Filed under: Military dogs
Dogs have been used in warfare for more than 2,000 years, and they have been a part of the U.S. military arsenal since before the Civil War. The official dog of the USMC is the Doberman Pinscher. A Belgian Malinois was part of Operation Neptune Spear. Until now, most dogs involved overseas have been left behind when troops returned home.
In 2012, the Canine Members of the Armed Forces Act was introduced to Congress to change the status of dogs in the U.S. military from that of equipment to that of military veterans. To streamline the process, the proposal was then tagged on as an amendment to the National Defense Authorization Act for 2013, which just passed the U.S. Congress and only awaits the signature of President Obama. The legislation will ensure that military dogs will be transported back to the U.S., receive veterinary care, and retire with an adoptive family or, if not suitable as pets, at a military facility.

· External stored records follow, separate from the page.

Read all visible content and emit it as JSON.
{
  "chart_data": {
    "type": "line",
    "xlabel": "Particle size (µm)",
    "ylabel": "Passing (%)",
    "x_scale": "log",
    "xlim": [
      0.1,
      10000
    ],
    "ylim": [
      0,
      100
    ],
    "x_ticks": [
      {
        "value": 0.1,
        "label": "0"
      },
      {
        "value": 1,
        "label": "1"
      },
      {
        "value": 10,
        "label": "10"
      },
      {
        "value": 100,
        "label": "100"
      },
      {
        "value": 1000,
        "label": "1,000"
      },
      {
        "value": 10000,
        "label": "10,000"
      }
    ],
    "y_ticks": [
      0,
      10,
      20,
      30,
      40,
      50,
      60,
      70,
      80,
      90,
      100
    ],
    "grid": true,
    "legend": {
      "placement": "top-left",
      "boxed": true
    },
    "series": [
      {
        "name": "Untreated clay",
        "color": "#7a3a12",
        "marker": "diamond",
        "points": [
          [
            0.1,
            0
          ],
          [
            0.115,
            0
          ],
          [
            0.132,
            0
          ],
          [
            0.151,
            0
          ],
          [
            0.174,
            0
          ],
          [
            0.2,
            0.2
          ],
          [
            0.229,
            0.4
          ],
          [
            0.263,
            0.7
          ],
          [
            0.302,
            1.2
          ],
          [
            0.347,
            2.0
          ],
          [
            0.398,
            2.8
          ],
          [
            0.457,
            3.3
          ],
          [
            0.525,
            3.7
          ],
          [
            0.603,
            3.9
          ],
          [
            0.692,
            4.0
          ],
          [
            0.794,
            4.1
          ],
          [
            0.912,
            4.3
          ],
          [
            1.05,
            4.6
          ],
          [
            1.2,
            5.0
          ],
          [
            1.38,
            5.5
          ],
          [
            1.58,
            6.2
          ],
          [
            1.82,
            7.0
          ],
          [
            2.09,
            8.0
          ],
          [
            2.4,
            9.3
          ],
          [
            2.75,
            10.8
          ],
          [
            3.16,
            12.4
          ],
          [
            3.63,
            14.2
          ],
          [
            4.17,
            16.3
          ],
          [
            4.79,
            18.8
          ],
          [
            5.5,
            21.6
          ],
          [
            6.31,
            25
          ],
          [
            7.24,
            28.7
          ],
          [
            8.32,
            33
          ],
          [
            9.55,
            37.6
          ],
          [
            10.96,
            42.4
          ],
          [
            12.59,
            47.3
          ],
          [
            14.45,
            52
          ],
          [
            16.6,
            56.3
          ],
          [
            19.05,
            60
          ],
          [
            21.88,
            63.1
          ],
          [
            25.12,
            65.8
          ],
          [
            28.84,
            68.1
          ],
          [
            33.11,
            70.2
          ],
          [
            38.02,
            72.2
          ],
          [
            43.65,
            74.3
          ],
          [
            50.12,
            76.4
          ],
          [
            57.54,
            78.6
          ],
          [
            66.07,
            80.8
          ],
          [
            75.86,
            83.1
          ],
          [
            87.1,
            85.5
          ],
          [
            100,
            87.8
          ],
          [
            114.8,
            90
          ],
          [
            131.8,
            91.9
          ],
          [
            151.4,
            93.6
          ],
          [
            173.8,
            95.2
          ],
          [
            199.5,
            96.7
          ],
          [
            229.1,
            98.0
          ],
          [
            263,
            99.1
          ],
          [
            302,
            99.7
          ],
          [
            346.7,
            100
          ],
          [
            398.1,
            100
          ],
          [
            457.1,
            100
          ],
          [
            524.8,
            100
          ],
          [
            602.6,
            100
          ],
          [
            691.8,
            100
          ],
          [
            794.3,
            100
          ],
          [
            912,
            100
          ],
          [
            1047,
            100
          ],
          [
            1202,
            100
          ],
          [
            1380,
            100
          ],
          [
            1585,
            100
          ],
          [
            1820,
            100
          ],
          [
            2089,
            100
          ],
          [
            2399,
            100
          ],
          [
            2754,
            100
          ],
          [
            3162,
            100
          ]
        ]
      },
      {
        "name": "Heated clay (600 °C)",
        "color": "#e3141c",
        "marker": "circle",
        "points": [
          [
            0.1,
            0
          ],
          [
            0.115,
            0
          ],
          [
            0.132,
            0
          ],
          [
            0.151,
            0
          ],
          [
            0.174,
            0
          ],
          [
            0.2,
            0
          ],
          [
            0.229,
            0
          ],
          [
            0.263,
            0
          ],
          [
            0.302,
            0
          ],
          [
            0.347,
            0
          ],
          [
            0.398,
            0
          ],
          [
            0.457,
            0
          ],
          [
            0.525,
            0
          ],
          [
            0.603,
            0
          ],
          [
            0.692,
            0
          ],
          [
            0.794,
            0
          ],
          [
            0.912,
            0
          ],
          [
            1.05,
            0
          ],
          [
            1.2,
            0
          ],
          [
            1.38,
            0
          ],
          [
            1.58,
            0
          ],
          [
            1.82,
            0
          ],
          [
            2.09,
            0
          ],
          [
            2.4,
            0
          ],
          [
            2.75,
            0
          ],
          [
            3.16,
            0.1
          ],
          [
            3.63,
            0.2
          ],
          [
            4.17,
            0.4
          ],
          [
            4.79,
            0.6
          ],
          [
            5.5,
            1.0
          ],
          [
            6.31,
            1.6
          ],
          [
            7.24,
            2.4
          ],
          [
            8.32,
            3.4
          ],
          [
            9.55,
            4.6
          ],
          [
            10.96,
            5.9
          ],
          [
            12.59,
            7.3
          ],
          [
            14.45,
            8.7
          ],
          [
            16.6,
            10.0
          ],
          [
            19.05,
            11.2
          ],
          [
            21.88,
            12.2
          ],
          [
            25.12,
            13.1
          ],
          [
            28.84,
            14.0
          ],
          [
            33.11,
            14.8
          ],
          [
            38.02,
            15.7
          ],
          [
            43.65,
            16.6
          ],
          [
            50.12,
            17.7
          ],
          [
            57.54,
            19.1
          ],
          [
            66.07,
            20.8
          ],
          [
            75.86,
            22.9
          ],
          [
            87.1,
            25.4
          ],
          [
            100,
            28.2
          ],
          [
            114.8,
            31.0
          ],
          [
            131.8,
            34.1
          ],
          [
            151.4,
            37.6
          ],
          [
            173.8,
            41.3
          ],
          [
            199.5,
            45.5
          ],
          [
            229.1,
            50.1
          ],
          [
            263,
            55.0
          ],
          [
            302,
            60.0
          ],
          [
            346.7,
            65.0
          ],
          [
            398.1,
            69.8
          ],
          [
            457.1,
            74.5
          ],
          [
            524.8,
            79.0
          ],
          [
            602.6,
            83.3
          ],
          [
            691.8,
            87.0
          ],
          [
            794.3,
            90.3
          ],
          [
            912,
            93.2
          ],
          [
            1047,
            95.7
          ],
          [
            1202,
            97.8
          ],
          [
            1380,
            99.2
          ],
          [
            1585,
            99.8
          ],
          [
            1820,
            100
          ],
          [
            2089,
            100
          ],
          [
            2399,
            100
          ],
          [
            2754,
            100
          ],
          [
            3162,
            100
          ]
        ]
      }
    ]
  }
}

Even more: A new national monument honoring America’s canine heroes will be unveiled in 2013 at Lackland Air Force Base in Texas. But before then, a floral replica of the monument will appear in the Tournament of Roses parade on New Year’s Day 2013 with Lucca aboard – a German Shepherd who lost a leg to a roadside bomb in Afghanistan – accompanied by other military dogs and their handlers.